Ela chegou de Paris, toda linda e faceira! Sua beleza chamava atenção, quando, na passarela do aeroporto, desfilou com sua dona, ao descer do avião. Aquele pêlo espetacular, de mechas amarelo-ouro, olhos amendoados, brilhantes, o enorme bigode branco e a carinha mais longa do que a dos gatos que conhecemos aqui no Brasil, não negava sua raiz norueguesa.

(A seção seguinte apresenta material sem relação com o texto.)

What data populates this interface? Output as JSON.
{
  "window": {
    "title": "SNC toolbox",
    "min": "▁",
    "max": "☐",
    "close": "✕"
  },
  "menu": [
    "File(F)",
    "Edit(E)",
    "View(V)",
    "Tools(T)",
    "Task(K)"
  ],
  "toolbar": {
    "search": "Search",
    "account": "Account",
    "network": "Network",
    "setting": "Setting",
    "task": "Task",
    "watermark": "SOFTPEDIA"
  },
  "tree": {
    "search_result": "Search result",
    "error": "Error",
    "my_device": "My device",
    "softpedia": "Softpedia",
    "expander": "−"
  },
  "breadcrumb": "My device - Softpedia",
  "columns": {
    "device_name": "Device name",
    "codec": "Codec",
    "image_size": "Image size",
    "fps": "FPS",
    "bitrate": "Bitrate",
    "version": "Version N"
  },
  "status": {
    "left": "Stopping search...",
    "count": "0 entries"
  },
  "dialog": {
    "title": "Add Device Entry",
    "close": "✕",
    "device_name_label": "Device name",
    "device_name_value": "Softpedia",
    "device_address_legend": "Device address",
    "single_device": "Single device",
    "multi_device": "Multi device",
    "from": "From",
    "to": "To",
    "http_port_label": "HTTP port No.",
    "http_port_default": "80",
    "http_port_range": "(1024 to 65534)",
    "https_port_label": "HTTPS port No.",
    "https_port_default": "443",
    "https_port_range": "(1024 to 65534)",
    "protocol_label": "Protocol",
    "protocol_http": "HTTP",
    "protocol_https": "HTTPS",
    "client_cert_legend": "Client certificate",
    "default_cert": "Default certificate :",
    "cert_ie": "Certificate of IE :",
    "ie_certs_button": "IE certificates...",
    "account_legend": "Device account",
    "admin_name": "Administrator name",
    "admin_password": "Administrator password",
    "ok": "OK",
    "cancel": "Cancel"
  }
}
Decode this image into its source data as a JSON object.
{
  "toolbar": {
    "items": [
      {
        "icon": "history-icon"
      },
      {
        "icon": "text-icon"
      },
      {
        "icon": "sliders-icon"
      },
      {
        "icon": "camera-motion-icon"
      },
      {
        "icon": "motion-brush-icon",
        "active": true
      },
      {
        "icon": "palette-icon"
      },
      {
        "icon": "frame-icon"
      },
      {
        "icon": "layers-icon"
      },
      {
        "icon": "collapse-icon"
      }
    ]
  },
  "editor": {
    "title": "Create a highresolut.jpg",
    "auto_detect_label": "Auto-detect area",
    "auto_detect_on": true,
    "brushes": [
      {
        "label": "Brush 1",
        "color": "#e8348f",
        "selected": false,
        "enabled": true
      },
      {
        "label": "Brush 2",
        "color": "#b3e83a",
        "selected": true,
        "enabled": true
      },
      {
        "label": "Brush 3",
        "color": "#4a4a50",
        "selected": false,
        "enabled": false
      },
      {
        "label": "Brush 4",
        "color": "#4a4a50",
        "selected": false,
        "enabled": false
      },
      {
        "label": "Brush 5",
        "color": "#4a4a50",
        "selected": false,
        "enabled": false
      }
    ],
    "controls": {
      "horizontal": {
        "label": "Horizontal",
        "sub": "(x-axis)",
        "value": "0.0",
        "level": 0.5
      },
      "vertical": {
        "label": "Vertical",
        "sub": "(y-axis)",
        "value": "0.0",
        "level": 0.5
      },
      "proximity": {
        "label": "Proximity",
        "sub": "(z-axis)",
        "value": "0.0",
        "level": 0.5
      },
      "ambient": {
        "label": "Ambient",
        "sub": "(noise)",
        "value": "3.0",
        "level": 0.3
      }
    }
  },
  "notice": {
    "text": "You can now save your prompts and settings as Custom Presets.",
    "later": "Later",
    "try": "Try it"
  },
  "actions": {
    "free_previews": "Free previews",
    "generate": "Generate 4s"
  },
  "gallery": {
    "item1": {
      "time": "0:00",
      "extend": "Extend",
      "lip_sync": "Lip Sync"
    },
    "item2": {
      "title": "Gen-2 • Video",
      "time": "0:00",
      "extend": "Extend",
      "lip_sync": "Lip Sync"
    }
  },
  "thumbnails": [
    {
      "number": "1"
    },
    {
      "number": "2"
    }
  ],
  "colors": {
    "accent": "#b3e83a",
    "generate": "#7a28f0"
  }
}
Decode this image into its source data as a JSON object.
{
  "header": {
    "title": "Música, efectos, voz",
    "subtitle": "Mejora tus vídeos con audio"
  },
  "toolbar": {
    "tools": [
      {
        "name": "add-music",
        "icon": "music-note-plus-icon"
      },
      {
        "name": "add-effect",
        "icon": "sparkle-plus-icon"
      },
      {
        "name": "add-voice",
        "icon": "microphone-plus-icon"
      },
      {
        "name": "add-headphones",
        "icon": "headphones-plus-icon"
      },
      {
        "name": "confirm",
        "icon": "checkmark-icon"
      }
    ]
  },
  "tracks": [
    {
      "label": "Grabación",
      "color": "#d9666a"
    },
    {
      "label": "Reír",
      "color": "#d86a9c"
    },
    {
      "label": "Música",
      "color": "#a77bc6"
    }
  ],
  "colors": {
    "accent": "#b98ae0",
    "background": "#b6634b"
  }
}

Dentro do container, não dava para ver seu elegante caminhar com a cauda felpuda completamente na vertical. Nem dava para ouvir o miado sensual, baixinho, meio rouco, como convém a uma mademoiselle gatinha francesa, cheio de mistérios e sensualidade... Seu nome? Hum... Que nome! O mesmo que ouvi de alguém, chamando por uma bailarina do Moulin Rouge: Nina!
Fiquei pensando... Como seria o encontro de tão gatíssima figura com minha gata preta, trazida de um estacionamento perto da rodoviária? Minha plebéia Mia, nem sonhava com hóspede de tal estirpe!
O detalhe é que Nina ainda estava no finalzinho de um cio, quando pisou no apartamento em Laranjeiras, aqui no Rio de Janeiro. Fui informada de que ela deu uns miadinhos inconvenientes, quando estava nas nuvens, e sentiu um pouco de enjôo comum às debutantes do primeiro vôo. Mas tudo bem. Não chegou a dar vexame.
No primeiro encontro, Mia, a plebéia, eriçou todos os pelos do corpo, jogou as barbatanas para frente, mostrou todos os dentes e jogou para cima da Nina aquele bafo sonoro, que parecia espantar todos os seres invisíveis que moram em nossa casa. Com o corpo em arco e depois em posição de ataque, ficou encarando a outra, morrendo de medo e raiva. O rabo, mesmo com poucos pelos, parecia um espanador. As pupilas dos olhos ficaram completamente dilatadas. Nina não deu bola. Entrou na sala triunfante, peito erguido, patas largas, o que fazia as da Mia parecer ridículas e, apesar de cansada e sedenta da longa viagem, desfilou despreocupada, com seu andar de princesa. Aquele lixo plebeu não ia ofuscar-lhe o brilho...
Assim foram os dois primeiros dias. Nina ainda se espreguiçava, serpenteada nas pernas da gente, com aquele seu grunhido sensual. Fechava os olhos lânguidos e lambia os pelos com leveza e charme, enquanto Mia subia no guarda-roupa e de lá, arrepiada, olhava a invasora, emitindo os ruídos estranhos, próprio de felino que quer caçar.
No terceiro dia, estávamos almoçando na cozinha, quando se ouviu um miado desesperado e um barulho de objetos caindo. Quando chegamos à sala, um monte de pelos pretos voavam pelo ar. Nina havia saído do cio e com toda a herança dos seus ancestrais noruegueses vindo das florestas, partiu para cima da pobre Mia, cuja valentia desceu pelo ralo da casa e nunca mais voltou! Nina havia perdido toda a doçura e porte de gata nobre, nascida em Paris e transportada para Lyon. Parecia uma gata de rua, daquelas barraqueiras, que reage a um simples cheiro de cachorro ou de gato paquerador. Perdeu a linha!